安積疏水と安積開拓の今。

現在の郡山の発展は、明治時代に猪苗代湖の水を安積原野へ導いた「安積疏水」なくして語ることはできません。不毛の地から安積開拓により緑の水田へと変貌させるまでには、先人達の大変な苦労がありました。郡山市に生まれ育った一市民としてこの偉業を少しでも肌で感じたいと思い、現在も活躍し続ける安積疏水と新安積疏水、そして安積疏水と関わりの深い水道用水を訪ね歩きました。

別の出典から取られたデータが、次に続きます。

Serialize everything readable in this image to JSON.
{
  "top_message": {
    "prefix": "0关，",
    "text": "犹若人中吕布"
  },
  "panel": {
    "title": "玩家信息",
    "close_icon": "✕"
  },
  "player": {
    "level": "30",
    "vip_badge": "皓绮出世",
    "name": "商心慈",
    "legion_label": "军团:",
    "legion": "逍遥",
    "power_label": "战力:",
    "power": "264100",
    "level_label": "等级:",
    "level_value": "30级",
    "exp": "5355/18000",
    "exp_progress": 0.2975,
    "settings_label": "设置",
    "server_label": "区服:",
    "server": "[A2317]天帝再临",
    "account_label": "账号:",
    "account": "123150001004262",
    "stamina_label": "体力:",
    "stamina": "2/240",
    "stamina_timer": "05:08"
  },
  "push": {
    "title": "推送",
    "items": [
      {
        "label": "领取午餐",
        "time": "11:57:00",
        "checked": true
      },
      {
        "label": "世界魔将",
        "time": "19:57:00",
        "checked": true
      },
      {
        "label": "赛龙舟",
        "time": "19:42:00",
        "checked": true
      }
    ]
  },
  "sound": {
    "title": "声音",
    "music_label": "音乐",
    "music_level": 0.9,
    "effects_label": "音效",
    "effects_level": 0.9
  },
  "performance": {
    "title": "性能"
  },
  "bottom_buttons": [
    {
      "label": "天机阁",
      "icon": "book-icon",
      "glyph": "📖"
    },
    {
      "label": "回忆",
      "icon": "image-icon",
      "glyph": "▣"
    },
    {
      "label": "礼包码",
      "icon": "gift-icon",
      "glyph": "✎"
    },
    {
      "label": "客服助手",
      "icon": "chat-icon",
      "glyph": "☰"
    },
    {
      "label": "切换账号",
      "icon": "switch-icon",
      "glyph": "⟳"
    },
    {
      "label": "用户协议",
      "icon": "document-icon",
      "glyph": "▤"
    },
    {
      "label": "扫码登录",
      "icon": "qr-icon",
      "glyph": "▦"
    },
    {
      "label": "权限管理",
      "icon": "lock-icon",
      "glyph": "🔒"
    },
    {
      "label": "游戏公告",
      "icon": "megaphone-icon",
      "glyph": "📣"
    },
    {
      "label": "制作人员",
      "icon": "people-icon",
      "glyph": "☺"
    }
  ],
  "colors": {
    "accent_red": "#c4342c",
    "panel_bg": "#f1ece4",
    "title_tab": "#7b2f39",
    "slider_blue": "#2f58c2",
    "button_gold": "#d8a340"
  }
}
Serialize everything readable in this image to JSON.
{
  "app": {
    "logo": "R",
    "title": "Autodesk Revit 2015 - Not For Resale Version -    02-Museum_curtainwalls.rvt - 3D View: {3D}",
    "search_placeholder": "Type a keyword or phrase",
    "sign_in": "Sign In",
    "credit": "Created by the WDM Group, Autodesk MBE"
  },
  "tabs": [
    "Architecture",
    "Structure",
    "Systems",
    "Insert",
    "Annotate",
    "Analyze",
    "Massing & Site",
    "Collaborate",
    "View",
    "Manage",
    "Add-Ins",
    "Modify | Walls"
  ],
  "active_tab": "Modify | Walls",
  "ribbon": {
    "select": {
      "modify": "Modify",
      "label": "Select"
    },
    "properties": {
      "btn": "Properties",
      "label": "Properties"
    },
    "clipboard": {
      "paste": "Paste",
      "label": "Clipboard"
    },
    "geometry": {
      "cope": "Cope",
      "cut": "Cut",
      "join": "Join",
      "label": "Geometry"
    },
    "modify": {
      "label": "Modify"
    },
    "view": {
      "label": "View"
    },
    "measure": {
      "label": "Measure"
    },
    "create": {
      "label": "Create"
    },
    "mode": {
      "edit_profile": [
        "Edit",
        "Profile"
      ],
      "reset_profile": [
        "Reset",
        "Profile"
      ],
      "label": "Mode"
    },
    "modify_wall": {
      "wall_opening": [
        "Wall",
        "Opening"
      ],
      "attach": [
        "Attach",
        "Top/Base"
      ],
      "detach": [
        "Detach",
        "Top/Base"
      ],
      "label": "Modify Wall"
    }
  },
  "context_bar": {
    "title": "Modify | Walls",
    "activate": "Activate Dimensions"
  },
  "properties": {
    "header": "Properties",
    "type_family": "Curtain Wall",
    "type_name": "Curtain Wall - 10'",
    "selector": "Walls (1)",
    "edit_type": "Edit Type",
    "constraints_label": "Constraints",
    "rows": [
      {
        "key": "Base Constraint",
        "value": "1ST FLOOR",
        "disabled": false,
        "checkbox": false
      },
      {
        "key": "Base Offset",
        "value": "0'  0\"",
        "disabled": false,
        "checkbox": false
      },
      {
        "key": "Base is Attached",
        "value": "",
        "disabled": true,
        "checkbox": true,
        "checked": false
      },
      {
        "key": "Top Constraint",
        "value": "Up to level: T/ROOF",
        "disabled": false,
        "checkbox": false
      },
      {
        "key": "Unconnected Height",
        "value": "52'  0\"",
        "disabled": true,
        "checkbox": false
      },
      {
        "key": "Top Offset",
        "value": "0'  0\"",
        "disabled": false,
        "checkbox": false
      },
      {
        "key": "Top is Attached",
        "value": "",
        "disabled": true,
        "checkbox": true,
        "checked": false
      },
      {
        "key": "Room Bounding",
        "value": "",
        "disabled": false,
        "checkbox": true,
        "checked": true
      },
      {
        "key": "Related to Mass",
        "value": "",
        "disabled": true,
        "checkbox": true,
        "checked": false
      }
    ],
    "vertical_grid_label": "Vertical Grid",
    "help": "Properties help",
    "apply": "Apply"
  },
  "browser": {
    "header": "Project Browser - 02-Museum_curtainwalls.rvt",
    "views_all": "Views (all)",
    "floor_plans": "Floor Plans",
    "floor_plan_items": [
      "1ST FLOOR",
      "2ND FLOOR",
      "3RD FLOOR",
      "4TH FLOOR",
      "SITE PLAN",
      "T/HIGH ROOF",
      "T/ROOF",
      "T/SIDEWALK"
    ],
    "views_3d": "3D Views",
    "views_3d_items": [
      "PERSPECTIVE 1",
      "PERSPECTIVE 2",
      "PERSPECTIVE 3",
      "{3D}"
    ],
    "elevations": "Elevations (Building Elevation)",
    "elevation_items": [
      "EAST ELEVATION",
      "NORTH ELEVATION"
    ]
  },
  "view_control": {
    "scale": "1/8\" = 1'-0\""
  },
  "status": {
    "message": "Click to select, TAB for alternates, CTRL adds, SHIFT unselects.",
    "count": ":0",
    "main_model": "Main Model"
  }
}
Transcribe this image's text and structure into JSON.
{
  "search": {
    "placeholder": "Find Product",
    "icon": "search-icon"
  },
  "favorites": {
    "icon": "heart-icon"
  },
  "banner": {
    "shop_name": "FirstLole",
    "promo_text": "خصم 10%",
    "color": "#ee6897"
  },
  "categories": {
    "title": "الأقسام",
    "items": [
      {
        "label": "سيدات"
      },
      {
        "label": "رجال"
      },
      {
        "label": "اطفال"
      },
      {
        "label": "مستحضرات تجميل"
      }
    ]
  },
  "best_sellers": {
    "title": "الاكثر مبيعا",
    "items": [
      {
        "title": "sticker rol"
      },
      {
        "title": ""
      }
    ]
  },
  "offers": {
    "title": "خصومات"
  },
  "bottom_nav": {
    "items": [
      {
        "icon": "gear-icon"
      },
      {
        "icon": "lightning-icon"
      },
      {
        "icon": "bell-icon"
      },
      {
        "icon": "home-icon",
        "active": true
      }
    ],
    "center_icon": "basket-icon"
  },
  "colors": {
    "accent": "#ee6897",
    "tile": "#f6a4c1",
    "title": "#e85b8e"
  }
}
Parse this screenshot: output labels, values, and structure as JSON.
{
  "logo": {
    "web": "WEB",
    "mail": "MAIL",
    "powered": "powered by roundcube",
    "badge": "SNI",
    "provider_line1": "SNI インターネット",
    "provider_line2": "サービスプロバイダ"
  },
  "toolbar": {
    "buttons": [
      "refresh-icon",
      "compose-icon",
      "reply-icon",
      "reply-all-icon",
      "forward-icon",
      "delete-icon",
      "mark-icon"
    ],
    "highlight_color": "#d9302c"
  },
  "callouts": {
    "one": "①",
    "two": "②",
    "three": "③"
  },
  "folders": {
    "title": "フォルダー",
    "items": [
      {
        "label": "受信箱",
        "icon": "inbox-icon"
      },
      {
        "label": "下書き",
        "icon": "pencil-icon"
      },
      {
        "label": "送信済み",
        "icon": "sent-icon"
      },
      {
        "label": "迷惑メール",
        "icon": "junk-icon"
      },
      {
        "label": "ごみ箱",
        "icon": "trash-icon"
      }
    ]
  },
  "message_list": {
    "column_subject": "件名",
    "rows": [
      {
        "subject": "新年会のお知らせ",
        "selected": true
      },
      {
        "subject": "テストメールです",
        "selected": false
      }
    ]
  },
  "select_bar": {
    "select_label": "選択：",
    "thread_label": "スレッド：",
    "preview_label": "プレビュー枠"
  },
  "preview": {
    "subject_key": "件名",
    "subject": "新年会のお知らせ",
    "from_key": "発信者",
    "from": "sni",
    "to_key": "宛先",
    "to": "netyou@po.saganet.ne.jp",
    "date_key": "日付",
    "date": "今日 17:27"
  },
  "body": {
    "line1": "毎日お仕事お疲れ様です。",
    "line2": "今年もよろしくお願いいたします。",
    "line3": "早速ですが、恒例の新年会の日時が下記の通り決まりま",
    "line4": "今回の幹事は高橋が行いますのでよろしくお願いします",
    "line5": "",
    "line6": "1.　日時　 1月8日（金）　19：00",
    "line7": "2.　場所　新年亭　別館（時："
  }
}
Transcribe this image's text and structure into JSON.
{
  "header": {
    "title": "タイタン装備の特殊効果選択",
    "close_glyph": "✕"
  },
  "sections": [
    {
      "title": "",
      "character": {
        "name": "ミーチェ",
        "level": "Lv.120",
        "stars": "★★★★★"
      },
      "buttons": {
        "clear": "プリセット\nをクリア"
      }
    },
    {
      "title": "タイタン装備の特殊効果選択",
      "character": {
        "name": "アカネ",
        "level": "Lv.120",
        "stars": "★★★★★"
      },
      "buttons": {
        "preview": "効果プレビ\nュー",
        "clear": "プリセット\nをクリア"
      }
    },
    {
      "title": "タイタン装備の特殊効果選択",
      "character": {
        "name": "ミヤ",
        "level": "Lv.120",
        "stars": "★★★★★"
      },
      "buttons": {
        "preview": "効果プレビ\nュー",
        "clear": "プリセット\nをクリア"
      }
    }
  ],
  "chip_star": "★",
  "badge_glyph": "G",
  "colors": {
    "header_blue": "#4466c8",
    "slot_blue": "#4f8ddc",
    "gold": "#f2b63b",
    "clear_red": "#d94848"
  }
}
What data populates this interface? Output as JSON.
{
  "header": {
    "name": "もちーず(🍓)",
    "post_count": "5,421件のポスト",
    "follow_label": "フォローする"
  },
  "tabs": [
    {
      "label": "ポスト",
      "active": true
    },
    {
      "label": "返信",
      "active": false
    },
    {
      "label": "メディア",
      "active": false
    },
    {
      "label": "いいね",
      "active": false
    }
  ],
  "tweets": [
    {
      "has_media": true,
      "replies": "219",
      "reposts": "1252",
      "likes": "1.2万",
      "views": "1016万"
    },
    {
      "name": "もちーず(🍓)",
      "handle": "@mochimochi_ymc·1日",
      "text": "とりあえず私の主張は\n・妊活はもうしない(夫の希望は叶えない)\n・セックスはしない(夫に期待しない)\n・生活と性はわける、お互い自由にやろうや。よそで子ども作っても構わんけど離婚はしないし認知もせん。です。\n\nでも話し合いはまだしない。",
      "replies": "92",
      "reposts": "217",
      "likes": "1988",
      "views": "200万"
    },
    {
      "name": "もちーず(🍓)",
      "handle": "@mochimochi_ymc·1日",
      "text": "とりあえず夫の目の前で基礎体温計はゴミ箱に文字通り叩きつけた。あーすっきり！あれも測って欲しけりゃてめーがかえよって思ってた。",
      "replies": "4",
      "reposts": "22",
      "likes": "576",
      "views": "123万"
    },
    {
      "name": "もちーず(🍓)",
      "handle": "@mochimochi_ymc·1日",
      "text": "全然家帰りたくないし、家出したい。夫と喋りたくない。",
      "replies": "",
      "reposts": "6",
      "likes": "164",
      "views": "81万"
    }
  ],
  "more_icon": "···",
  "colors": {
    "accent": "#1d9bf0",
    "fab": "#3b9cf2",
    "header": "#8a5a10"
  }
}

【写真:安積疏水神社】

◆安積疏水は、国営事業第一号として1879年(明治12年)10月に起工、1883年(明治16年)6月に完成。その後、改修事業により猪苗代湖の取水口は山潟から上戸へ変更。
【写真:上戸頭首工(左) 山潟取水口で活躍したポンプ(右)】

◆新安積疏水は、国営新安積疏水土地改良事業により1941年(昭和16年)~1965年(昭和40年)にかけて造成。その後、老朽化に伴い1997年(平成9年)から改修工事が進行中。【写真:新安積分水工(左) 逢瀬川上流を横断する暗渠(右)】

◆郡山の水道用水は1912年(明治45年)安積疏水の水を利用した豊田浄水場の建設により給水が開始。順次、拡張事業を経て現在に至ります。
【写真:浜路取水場(左) 逢瀬川第一取水場(右)】

◆安積開拓は明治政府の士族授産と殖産興業のため全国9藩から約500戸の藩士族が入植し、開拓事業が開始されました。